Palmeras de la brisa rápida
Juan
Villoro
Altaïr
Barcelona,
2016
186
páginas
“Parece
imposible que el mundo real sea esa deriva”. La cita está trucada. En el libro
aparece con bastante texto por delante y una coda a continuación. Es parte de
una frase más larga, con sus subordinadas a coro y los tonos de la excelente
prosa de Juan Villoro (Mexico D.F., 1956). Pero sirve para definir el sentido
del viaje para Villoro. O sientes que parece imposible que el mundo real sea la
deriva a la que asistes, o no has viajado. “Los grandes viajes son testimonio
de coraje”, dice; con lo cual suponemos que este viaje pacífico que emprende a
Yucatán supone un acopio de valor. En buena medida, un valor equivalente al de
conocer o reconstruir a una madre de la que no pudiste disfrutar en la
infancia. Por decirlo de otra manera, el hecho de que el mundo real sea esta
deriva, este viento, te hace desencajar la mandíbula, te pone la piel de
gallina, o es así o no has vivido, que es tanto como suponer que no has
viajado. Para saber viajar y para saber vivir hay que estar dispuesto a la
gracia y al llanto, pero sobre todo a reconocer una sorpresa en cada segundo,
hasta en el vuelo de una mosca chocando contra el cristal, esa misma tozudez
que tantas veces contemplaste y que mantiene su estupidez hipnótica. Con ese
espíritu se embarca Juan Villoro en su viaje a la península de Yucatán, un
destino que le coloca en la media distancia de quien será extranjero y al mismo
tiempo que será uno de ellos. Viaja al exterior y viaja a su propio hogar:
“Las
gorditas aceptaban todo sin discriminación y creían que una paratifoidea las
haría estar más cerca del momento
mexicano. Sin embargo, en ese momento, los naturales no queríamos compartir
otra experiencia que el silencio”.
El
libro se abre con un prólogo que narra el origen emocional del viaje, el relato
de una abuela tan original como divergente. “La vida no acierta a terminar”,
afirmaba su abuela; y Villoro se propone conocer de dónde vino esa vida, esa
madre. Su ojo viajero es equidistante casi más por obligación que por devoción,
como si se debiera al registro literario y eso le impidiera entrar más en lo
local en lo que diferencia Yucatán, y sobre todo Mérida, de la capital
mexicana. Esa distancia le permite no idealizar, pero esa forma de
conocimiento, a través de las conversaciones que escucha en las cafeterías y
restaurantes, le permite reproducir el sabor de lo real de una tierra en la que
un día asistes a un combate de lucha libre protagonizado por El Hijo del Santo, y al siguiente visitas
una maquiladora donde las puntadas de ropa se cuenta a millón por minuto y los
salarios a real por millón.
“El
barullo de las otras mesas me hizo sentir al margen –las dos sillas vacías eran
una forma del fracaso- hasta que recibí a la visitante de los desolados: la
conciencia histórica. ¿Quién piensa en civilizaciones cuando tiene amigos?
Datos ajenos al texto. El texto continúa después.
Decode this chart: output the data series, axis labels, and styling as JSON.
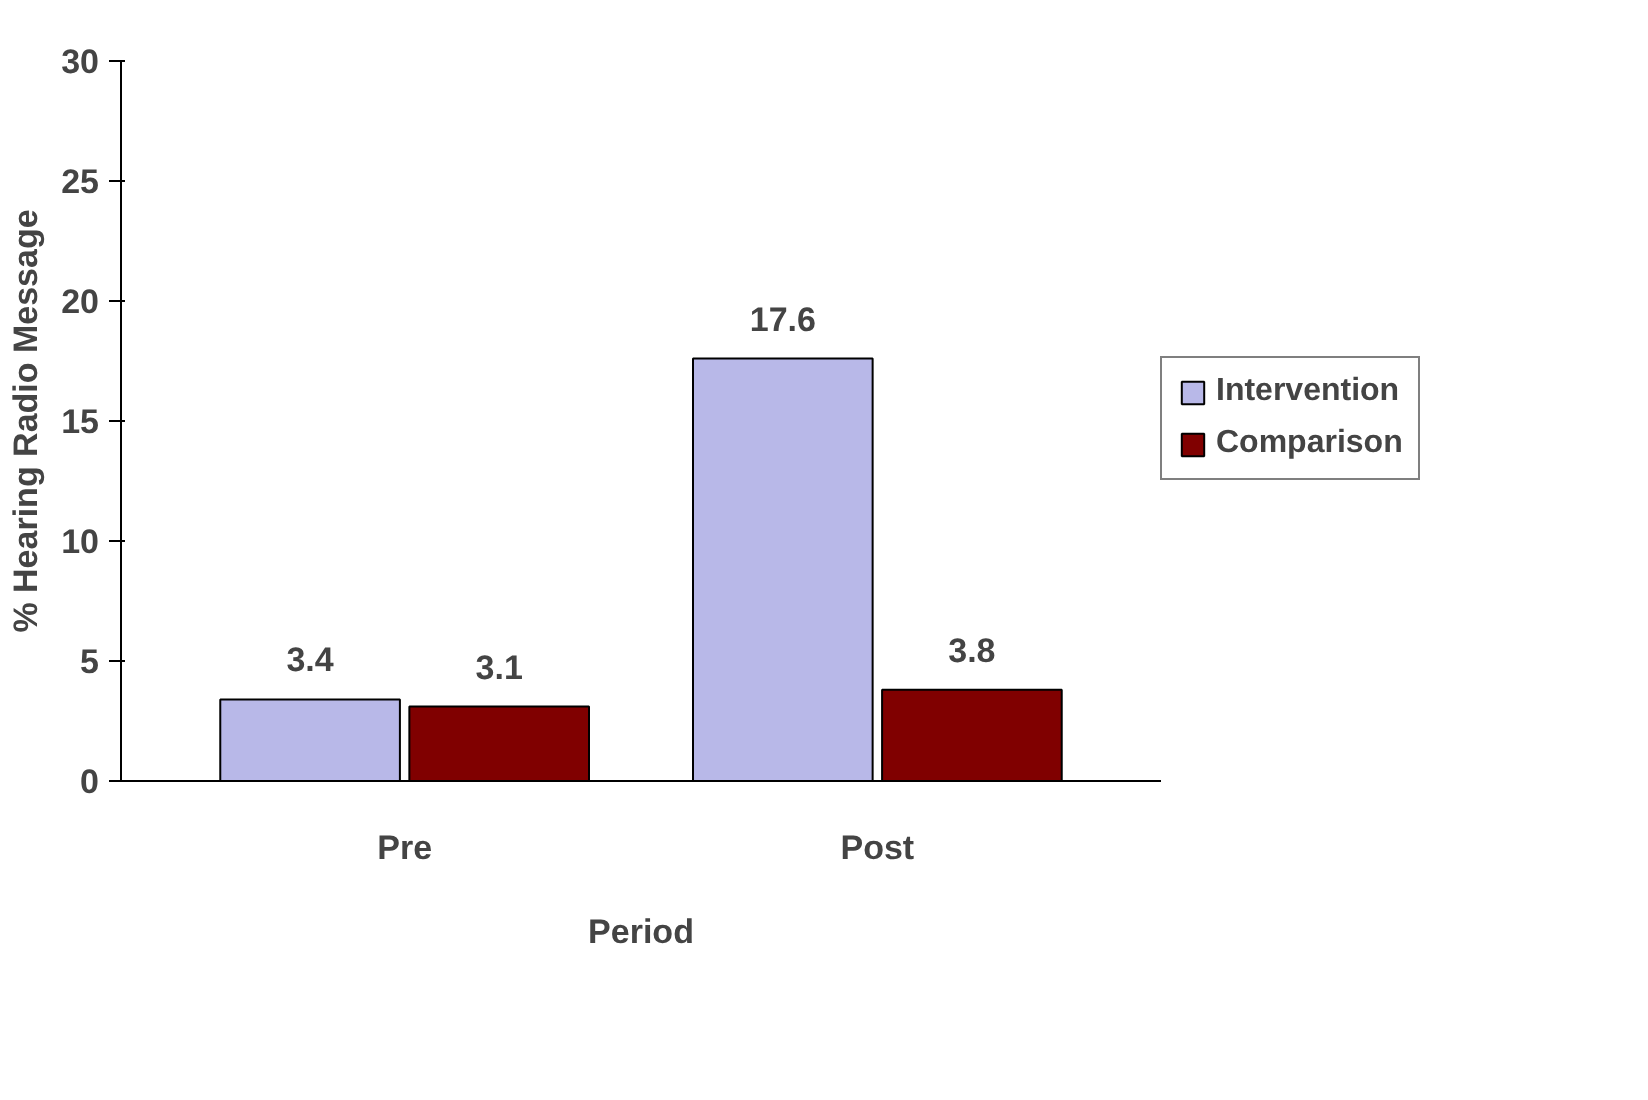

Jamás me he acordado de los sumerios en una reunión, pero ahí, en la mesa menos viva de la cafetería, repasé mis
ficheros yucatecos”.
Villoro
entiende que este Yucatán a lo que más se asemeja es a un bazar, desde las
playas y los hoteles a las hermosas ciudades coloniales rodeadas de horribles
talleres mecánicos y villas de trabajadores con calles de barro y techos de
hojalata. De alguna manera, ve casi lo que cualquiera podría ver, pero sabe
cómo mirar antes de atreverse a describir. Porque su mirada no es la de
cualquiera, es la de un hombre lleno de metáfora, de sol, de color y pegada a
los detalles que abren el mundo.
El
sin embargo el viaje de Villoro es un viaje realista, porque nada hay más real
que los “personajes que se fugan en la memoria y desaparecen sin dejar más
rastro que una fotografía”. Esa fuga le lleva a escribir sobre el desencanto
pero con aceptación; la decadencia, por ejemplo, de los últimos mayas abocados
a la modernización, sin mostrar rencores por aquellos que ya creen que son
solamente campesinos y no herederos de algo que una civilización que pudo ser
cruel, pero que también fue mística y legendaria y tuvo su comunión con el sol
y con la luna. Y así va enlazando episodios en un libro de viajes tan
fraccionado como sugerente. Villoro nos ahorra la fatiga de enlazar cada
episodio de interés con esos interminables paseos en autobús o discusiones con
taxistas o búsquedas de hotel, con eso que supone recurrir a la guía de viaje
para orientarse. Esa parte se limitaría a enunciar el viaje, pero no aportaría
nada a las conclusiones que extraemos leyéndole, unas conclusiones que gracias
a su escritura sacamos con los cinco sentidos.